Марина услышала свой голос и не узнала его. Низкий, ровный — так она разговаривала с подрядчиками, когда те срывали сроки. Не с Костей. С Костей она так никогда не разговаривала.
Костя стоял у раковины. Почему он всегда стоял у раковины, когда она начинала серьёзный разговор? Как будто ему нужен был запасной выход — открыть кран, загреметь посудой, сделать вид, что не слышит.

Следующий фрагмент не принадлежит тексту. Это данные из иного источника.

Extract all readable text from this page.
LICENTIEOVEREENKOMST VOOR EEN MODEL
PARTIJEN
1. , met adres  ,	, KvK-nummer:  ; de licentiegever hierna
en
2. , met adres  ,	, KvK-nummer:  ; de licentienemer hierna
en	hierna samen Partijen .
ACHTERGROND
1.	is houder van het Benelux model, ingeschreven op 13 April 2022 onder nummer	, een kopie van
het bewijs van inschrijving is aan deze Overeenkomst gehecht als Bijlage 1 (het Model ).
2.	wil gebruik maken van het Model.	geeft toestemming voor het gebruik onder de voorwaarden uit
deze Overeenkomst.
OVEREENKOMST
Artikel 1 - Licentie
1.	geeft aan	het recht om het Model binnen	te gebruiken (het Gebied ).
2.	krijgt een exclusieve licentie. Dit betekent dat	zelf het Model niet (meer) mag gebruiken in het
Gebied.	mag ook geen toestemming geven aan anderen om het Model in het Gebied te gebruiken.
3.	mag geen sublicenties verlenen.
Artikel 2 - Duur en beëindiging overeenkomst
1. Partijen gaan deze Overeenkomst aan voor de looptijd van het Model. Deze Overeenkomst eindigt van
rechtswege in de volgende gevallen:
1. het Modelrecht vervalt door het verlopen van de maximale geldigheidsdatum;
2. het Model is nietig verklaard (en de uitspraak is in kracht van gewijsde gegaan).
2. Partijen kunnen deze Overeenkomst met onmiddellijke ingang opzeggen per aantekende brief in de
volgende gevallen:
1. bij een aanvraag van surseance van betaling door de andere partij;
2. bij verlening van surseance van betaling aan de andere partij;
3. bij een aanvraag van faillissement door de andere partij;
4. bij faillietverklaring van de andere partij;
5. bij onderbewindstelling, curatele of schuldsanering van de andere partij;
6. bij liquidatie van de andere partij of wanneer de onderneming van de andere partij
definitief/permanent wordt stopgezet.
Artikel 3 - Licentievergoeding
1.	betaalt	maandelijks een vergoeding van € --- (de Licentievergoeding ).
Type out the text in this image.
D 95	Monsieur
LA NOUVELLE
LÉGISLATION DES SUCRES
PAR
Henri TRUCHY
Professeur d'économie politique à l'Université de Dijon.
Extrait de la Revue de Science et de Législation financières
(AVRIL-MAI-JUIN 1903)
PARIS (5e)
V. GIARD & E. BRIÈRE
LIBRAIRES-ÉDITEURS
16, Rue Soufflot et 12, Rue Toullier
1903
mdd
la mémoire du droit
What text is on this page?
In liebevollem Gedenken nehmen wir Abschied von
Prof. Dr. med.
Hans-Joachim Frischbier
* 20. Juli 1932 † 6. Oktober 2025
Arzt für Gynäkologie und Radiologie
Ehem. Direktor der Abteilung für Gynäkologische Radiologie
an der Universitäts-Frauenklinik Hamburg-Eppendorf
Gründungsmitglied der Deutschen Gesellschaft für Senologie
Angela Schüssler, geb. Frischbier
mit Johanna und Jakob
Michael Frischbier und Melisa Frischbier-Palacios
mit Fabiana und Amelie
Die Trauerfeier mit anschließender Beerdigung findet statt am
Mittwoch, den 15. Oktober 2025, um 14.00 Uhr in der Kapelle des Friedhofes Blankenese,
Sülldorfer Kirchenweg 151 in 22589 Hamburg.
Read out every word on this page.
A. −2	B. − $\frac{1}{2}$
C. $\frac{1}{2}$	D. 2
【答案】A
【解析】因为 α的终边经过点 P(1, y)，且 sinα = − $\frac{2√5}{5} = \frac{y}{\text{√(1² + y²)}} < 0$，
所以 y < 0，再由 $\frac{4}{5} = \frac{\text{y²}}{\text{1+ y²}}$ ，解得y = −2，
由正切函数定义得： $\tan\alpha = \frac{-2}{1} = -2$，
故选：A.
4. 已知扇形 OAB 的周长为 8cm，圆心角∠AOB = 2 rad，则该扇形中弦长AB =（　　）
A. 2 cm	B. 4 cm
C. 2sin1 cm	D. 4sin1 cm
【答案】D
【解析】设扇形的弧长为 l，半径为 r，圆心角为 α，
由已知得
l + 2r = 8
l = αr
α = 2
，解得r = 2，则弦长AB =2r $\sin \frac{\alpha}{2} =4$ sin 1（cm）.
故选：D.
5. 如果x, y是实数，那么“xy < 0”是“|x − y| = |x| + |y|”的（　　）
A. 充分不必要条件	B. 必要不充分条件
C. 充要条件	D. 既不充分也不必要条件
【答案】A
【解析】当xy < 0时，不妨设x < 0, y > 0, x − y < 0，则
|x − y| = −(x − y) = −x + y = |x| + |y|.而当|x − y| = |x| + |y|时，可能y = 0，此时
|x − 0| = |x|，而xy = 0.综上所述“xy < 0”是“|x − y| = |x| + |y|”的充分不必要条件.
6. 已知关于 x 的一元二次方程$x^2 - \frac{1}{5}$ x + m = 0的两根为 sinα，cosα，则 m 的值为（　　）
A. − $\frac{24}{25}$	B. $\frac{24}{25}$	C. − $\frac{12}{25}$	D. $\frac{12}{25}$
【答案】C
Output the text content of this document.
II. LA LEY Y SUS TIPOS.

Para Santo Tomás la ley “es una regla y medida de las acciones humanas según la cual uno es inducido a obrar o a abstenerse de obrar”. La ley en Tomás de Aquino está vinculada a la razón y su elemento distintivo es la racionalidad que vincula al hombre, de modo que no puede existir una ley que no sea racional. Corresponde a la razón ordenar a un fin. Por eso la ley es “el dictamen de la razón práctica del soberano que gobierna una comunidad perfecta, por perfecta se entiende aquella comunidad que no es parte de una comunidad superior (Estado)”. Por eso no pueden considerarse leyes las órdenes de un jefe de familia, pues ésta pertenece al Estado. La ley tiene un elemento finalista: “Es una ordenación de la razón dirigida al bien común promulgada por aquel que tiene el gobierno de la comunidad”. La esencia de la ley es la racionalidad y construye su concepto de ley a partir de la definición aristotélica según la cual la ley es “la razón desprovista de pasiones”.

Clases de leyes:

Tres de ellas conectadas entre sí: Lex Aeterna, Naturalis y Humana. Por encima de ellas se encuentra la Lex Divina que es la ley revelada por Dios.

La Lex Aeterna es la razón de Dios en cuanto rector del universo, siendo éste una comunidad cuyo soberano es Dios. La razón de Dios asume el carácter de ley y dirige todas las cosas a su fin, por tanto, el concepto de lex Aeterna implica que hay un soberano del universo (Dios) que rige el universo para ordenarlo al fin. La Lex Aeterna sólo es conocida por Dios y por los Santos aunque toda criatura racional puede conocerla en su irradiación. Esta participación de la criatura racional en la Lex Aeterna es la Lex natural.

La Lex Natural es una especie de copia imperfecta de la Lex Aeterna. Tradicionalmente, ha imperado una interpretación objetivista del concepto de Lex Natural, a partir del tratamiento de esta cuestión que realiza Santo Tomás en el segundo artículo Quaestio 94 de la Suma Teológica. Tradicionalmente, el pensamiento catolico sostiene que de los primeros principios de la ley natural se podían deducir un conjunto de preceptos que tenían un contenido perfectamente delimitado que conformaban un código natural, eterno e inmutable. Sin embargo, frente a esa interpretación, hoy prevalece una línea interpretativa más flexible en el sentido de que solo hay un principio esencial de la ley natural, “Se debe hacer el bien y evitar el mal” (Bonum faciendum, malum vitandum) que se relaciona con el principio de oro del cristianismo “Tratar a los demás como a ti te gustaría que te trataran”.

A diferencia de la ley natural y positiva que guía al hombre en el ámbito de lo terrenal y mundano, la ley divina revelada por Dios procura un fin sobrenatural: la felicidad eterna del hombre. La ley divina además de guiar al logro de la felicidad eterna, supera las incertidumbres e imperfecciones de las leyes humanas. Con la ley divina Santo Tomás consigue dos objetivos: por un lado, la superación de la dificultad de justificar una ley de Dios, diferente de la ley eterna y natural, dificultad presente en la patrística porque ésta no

— Я решил за себя. Свою работу. Свою карьеру.
И вот. Вот оно. Свою. Три дня она ждала, что он скажет «нашу жизнь». Три дня она строила фразы в голове, и во всех его фразах было «мы». А он сказал «свою». Три раза.
— У нас ипотека, Костя.
— Я знаю, что у нас ипотека.
— И платёж, который мы тянем вдвоём. Вдвоём, Костя. Не я одна.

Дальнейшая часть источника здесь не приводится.